Overview
This lecture covers the nursing management of hepatic (liver) and biliary (gallbladder) disorders, focusing on pathophysiology, clinical manifestations, and management strategies for conditions like jaundice, portal hypertension, hepatitis, cirrhosis, and gallbladder disease.
Manifestations of Hepatic Dysfunction
- Jaundice results from impaired bilirubin metabolism and presents as yellowing of skin/eyes and other symptoms.
- Four types of jaundice: hepatocellular, obstructive, hemolytic, and hereditary hyperbilirubinemia.
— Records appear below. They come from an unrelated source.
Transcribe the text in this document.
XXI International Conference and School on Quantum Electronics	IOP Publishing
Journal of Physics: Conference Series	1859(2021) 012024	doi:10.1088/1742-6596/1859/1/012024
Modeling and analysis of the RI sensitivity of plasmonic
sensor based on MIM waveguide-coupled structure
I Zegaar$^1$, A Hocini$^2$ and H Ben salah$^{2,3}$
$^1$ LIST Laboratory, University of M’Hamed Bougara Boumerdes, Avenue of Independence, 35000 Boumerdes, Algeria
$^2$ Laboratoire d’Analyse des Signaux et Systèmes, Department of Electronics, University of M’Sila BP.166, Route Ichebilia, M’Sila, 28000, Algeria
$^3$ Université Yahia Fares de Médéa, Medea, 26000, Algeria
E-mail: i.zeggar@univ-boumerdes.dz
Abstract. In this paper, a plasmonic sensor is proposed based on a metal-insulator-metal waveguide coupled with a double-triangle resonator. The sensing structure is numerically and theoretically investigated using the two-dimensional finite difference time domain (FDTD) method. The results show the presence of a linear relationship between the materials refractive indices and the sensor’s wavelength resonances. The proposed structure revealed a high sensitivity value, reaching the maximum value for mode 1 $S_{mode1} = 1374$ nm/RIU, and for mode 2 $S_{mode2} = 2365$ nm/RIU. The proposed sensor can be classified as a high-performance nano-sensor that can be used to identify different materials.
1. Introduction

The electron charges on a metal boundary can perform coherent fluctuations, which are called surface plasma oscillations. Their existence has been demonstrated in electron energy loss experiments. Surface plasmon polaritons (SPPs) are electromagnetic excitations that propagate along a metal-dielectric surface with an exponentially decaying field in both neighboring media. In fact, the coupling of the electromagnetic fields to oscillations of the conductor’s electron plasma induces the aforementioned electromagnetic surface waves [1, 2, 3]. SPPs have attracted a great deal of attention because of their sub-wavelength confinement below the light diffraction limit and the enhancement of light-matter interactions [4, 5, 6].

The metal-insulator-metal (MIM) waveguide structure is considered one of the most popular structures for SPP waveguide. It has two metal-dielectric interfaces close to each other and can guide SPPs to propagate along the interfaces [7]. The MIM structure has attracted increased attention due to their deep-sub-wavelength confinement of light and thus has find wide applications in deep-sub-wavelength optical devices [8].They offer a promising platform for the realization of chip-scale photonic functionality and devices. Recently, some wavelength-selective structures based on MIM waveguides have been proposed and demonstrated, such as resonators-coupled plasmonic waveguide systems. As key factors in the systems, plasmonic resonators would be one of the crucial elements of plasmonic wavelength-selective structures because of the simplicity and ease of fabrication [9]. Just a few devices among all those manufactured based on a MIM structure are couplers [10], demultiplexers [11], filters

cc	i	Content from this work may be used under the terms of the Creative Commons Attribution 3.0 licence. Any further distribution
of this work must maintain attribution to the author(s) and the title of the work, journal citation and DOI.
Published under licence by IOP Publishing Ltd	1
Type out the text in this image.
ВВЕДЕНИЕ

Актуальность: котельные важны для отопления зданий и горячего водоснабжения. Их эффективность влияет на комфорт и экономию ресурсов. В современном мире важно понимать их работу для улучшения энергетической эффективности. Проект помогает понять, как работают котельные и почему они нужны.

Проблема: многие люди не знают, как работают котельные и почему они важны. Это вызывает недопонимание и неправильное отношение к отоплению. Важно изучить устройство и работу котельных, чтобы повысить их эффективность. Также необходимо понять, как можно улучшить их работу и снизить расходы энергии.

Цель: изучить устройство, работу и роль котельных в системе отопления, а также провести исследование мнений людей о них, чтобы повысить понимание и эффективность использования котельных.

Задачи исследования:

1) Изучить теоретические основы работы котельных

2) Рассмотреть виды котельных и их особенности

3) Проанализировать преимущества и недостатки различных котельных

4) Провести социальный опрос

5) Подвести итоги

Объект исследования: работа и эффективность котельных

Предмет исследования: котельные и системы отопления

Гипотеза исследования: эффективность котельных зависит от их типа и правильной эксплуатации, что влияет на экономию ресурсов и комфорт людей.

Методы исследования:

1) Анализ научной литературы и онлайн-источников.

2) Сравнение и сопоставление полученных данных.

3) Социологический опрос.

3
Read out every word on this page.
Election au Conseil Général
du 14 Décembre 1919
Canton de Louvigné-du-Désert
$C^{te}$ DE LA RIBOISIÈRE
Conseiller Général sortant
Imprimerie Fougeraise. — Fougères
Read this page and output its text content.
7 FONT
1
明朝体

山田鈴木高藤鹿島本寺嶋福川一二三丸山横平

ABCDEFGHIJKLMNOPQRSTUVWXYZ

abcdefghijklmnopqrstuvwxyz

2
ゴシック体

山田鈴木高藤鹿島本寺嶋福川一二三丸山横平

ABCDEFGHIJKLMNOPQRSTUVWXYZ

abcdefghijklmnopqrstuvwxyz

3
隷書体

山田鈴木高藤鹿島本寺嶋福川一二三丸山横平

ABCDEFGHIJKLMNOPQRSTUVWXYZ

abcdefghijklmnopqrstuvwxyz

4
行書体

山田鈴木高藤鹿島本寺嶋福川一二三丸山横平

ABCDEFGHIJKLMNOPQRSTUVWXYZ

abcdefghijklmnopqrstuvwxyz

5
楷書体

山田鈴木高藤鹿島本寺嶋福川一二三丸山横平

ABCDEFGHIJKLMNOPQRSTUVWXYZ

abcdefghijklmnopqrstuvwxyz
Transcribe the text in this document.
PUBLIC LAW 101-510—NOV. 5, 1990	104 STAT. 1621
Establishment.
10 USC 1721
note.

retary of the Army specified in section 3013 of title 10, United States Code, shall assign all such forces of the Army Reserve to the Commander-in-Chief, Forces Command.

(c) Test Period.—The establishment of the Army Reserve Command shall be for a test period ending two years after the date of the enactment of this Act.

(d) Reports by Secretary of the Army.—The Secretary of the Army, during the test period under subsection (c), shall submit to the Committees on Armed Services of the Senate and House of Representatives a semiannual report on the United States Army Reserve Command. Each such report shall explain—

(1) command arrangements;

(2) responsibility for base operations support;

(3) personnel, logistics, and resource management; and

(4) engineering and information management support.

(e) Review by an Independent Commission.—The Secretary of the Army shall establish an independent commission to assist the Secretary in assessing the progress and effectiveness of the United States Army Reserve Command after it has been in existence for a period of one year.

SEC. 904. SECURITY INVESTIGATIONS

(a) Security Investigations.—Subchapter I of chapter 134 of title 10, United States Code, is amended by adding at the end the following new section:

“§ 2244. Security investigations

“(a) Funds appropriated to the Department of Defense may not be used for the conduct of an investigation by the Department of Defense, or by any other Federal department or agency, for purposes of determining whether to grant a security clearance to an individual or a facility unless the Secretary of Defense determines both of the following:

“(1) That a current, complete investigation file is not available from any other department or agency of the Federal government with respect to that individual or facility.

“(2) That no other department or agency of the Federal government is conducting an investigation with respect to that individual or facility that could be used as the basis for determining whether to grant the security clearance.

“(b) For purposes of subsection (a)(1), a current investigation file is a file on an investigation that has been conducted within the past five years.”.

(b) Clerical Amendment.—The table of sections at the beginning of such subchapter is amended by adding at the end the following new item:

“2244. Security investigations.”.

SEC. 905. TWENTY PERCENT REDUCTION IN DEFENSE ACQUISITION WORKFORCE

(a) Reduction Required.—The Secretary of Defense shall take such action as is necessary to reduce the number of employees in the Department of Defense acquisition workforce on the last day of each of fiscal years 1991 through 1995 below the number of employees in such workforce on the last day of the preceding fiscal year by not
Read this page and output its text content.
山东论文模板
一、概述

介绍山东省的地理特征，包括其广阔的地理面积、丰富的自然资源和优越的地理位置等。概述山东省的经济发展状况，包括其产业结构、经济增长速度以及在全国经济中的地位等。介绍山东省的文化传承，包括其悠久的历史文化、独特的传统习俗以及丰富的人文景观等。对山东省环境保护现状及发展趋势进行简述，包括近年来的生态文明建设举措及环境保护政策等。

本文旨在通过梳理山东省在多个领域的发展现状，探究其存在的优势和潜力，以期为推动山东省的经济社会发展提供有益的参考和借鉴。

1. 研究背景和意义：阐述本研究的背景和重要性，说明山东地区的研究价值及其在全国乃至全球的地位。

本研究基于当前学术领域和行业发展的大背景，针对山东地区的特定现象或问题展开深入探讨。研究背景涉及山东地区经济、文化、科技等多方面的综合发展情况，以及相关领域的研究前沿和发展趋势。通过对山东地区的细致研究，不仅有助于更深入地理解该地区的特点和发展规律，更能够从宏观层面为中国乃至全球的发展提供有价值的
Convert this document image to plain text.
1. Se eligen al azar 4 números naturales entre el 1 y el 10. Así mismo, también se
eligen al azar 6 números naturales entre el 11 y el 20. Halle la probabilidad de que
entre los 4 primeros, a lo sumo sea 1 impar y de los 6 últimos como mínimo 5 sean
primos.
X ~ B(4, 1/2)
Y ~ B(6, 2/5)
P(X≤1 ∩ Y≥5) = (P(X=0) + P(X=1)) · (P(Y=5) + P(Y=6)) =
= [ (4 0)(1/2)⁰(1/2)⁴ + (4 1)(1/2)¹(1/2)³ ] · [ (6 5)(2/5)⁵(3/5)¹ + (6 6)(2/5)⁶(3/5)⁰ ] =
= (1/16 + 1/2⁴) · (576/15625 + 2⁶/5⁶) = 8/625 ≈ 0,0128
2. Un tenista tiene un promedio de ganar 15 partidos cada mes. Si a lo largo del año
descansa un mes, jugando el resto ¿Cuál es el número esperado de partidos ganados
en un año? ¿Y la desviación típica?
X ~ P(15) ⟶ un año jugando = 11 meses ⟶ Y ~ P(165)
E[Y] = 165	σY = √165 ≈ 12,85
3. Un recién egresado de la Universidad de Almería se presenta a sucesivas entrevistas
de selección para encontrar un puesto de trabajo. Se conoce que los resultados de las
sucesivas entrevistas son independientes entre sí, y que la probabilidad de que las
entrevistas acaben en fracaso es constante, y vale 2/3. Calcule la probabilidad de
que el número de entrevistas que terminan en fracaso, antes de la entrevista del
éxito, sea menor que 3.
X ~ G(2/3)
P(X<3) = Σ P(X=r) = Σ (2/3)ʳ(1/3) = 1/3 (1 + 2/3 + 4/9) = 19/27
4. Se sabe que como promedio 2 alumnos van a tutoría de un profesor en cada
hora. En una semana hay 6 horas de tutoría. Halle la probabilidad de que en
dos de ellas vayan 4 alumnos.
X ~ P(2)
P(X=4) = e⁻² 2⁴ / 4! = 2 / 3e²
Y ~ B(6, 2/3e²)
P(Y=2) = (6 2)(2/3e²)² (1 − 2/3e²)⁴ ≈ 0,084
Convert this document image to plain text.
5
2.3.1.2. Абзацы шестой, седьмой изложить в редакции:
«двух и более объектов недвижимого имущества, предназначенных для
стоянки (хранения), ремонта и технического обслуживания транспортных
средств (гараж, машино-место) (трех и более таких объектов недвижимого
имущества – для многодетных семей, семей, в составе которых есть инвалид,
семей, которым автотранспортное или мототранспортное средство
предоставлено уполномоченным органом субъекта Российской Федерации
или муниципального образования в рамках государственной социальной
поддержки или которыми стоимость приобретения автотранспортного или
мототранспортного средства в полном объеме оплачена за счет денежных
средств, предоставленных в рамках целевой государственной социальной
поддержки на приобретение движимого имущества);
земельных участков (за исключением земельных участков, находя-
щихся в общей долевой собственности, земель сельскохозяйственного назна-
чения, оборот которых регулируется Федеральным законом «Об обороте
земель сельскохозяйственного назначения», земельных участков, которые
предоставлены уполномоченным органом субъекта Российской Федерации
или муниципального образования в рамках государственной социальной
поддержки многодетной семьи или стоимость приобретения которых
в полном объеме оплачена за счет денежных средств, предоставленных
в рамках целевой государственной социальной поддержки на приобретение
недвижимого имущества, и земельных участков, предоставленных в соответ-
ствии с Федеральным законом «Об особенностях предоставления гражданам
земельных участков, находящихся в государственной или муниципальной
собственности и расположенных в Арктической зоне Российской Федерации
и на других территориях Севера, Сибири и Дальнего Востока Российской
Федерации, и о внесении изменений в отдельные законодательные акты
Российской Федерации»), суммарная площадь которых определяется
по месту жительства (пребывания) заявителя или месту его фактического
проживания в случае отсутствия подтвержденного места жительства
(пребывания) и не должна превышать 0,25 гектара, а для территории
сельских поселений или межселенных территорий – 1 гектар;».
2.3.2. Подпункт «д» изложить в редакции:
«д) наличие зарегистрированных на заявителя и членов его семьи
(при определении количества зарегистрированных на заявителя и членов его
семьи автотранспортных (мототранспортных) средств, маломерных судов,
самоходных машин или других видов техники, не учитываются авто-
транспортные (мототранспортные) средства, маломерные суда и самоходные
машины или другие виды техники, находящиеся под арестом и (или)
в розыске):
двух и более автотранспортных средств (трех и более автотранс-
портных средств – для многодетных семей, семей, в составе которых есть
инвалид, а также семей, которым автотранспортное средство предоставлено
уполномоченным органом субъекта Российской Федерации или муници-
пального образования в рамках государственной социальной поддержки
- Portal hypertension is increased pressure in the portal vein, mainly due to cirrhosis, leading to complications like ascites and esophageal varices.
- Ascites is fluid accumulation in the peritoneal cavity, managed by sodium restriction, diuretics, paracentesis, or TIPS procedure.
- Esophageal varices are dilated veins at high risk for bleeding; managed by medications, endoscopic therapies, or TIPS.
Hepatic Encephalopathy and Nutritional Deficiencies
- Hepatic encephalopathy is due to ammonia build-up; symptoms range from mild confusion to coma.
- Treatment includes lactulose to promote ammonia excretion (goal: 2-3 soft bowel movements/day).
- Vitamin deficiencies from liver dysfunction can cause night blindness (A), skin/mucous lesions (B2, B6), scurvy (C), and bleeding (K).
Hepatitis Types and Management
- Hepatitis A: transmitted fecal-oral; prevent with hand hygiene and vaccination; supportive care is key.
- Hepatitis B: transmitted via blood, saliva, semen; prevent with vaccine, safe practices; treat with antivirals and monitoring.
- Hepatitis C: mainly bloodborne; often leads to chronic disease; managed with antivirals and risk-reduction education.
- Non-viral hepatitis: often due to alcohol or drugs; managed with abstinence, nutrition, and stopping offending agents.
Cirrhosis (Cirrhosis)
- Characterized by fibrotic replacement of normal liver tissue.
- Compensated cirrhosis may be asymptomatic or show nonspecific symptoms.
- Decompensated cirrhosis presents with ascites, jaundice, edema, bleeding, and hepatic encephalopathy.
- Nursing management includes rest, skin care, injury prevention, and monitoring for complications.
Biliary Disorders: Gallstones and Cholecystitis
- Gallstones (cholelithiasis) can cause pain, GI distress, and complications like cholecystitis or peritonitis.
- Cholecystitis is acute inflammation of the gallbladder, often due to stones; diagnosed by Murphy's sign and imaging.
- Management includes bowel rest, fluids, antibiotics, pain management, and possibly surgery.
Key Terms & Definitions
- Jaundice — yellowing of skin/eyes from bilirubin accumulation.
- Portal Hypertension — increased pressure in portal vein system.
- Ascites — fluid buildup in peritoneal cavity.
- Esophageal Varices — dilated veins in lower esophagus prone to bleeding.
- Hepatic Encephalopathy — brain dysfunction from liver failure and ammonia buildup.
- Cirrhosis — replacement of normal liver tissue with fibrosis, impairing function.
- Cholelithiasis — gallstone formation in gallbladder.
- Cholecystitis — inflammation of the gallbladder.
Action Items / Next Steps
- Review YouTube videos on paracentesis, TIPS, and cholecystectomy as assigned.
- Read Table 24-2 (stages of hepatic encephalopathy) in textbook.
- Follow up on dietary restrictions (low sodium for ascites, avoid high-fat foods post-cholecystectomy).
- Complete assigned readings on hepatitis types and management.